Data wise there was more support for the soft economic landing scenario. US industrial production rose at a faster-than-expected 0.6% pace in June. Quarterly production accelerated 4.3%, the quickest since the fourth quarter of 2021. Capacity utilization was 78.8%. Housing data in June for new construction came in better than expected, with starts totalling 1.35 million in June. Building permits were up 3.4% in May at 1.44 million. Both permits and starts for May were revised higher. 

 

US consumers have been resilient but have also been adjusting their behaviours for inflation. The Fed’s Beige Book (a period update of conditions in 12 districts) noted increasing trends of retailers discounting items or “price-sensitive consumers only purchasing essentials, trading down in quality, buying fewer items, or shopping around for the best deals.” The central bank though sees growth as rising at a “slight to modest pace,” though five districts saw “flat or declining activity.” Uncertainty around the upcoming election, domestic policy, geopolitical conflict, and inflation were all factors. There were also some encouraging comments from Fed Governor Christopher Waller who said that the economy is nearing a point where interest rate cuts would be appropriate. He also noted that the labour market was in a “sweet spot.” 

 

There has also been some good news on inflation across the Atlantic. UK inflation was unchanged in June at 2%, which is in line with the Bank of England’s target. There has been a degree of expectation that it might have been lower, but on the other side, it will be a relief that the Taylor Swift effect and her Eras tour didn’t give things a big bump. That said restaurant and hotel prices did rise strongly and were the largest upward contributor to inflation. However, discounting by clothing retailers was helpful. Food and beverage inflation also dropped to 1.5%. The lowest since October 2021, and some distance from a year ago, when it was 17.4%.

 

UK headline CPI is also some way from the 11% that it peaked at in October 2022. Core CPI, which excludes things such as energy and food was also stable, rising by 3.5% in the 12 months to June, unchanged in May. This will be welcomed by the Bank of England (and the new government), but it remains a bit of a line ball call whether the cut comes in August or September. While the CPI is at the Bank’s long-term inflation target, there is some concern from officials that services sector inflation remains persistent – inflation here held at 5.7%. Currency markets cast their view that the cut will be pushed out – the pound hit US$1.30, the highest level in a year. 

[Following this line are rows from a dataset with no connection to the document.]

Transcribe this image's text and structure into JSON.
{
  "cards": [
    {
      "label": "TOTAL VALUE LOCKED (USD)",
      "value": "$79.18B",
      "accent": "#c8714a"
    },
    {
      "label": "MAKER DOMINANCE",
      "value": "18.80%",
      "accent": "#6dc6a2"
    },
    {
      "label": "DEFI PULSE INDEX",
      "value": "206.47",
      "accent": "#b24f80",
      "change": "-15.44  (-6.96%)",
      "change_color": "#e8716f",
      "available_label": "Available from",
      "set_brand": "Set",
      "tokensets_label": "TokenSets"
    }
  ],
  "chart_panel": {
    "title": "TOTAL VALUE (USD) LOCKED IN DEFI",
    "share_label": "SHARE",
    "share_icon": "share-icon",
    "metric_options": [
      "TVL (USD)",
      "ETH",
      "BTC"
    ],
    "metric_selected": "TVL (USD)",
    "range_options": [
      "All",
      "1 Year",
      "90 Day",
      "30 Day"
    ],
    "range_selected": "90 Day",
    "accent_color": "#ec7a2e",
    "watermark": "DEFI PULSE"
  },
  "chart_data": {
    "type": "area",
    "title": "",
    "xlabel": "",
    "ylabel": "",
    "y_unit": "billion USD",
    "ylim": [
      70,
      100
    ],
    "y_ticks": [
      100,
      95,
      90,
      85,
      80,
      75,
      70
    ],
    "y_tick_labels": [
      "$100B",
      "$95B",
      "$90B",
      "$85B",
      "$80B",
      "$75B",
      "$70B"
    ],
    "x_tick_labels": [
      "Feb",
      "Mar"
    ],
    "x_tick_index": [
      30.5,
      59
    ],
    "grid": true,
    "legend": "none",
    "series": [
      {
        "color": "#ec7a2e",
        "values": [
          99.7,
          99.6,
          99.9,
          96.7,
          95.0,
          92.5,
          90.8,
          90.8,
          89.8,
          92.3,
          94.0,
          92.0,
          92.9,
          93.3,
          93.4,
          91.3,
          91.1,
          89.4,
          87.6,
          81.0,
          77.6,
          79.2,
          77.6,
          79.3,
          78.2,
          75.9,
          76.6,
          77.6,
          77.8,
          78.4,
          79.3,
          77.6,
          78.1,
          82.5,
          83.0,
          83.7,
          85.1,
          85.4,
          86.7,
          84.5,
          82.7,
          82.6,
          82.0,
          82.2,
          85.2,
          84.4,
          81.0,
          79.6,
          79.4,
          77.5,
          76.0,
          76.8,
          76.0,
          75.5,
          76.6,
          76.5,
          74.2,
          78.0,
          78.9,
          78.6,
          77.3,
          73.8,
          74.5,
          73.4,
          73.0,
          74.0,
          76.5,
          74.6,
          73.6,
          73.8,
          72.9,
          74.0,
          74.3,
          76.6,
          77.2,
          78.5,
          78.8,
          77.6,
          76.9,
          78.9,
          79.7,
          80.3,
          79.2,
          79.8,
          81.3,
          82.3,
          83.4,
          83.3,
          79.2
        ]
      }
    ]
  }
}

The FTSE100 rose 0.28%. Gainers included HSBC which has appointed a new CEO. On the downside, miner Antofagasta fell 6% after warning that full-year production would likely hit the lower end of its forecasts. In Europe, the STOXX50 fell 1.1% with Novo Nordisk weighing. Adidas though sprung higher by 2%. The company has raised FY24 earnings guidance from €700 million to €1 billion after a strong performance in the second quarter with sales up 11%. Low-rise multi-coloured Samba and Gazelle sneakers have been flying off the shelves. Sponsorship of the Olympic Games may provide another spring in the step for the company’s sales.

There was also good news on the inflation front for Europe. It declined to 2.5% in June from 2.6% in May, consistent with earlier estimates. Inflation is running at less than half the levels of a year ago. The ECB meets on Thursday and is expected to leave rates alone after cutting them last month. 

In Asia, the Nikkei was 0.4% lower. The Hang Seng and CSI300 both closed up slightly. The “third plenum” in China wraps up today, and it will be interesting to see if any material policy announcements follow.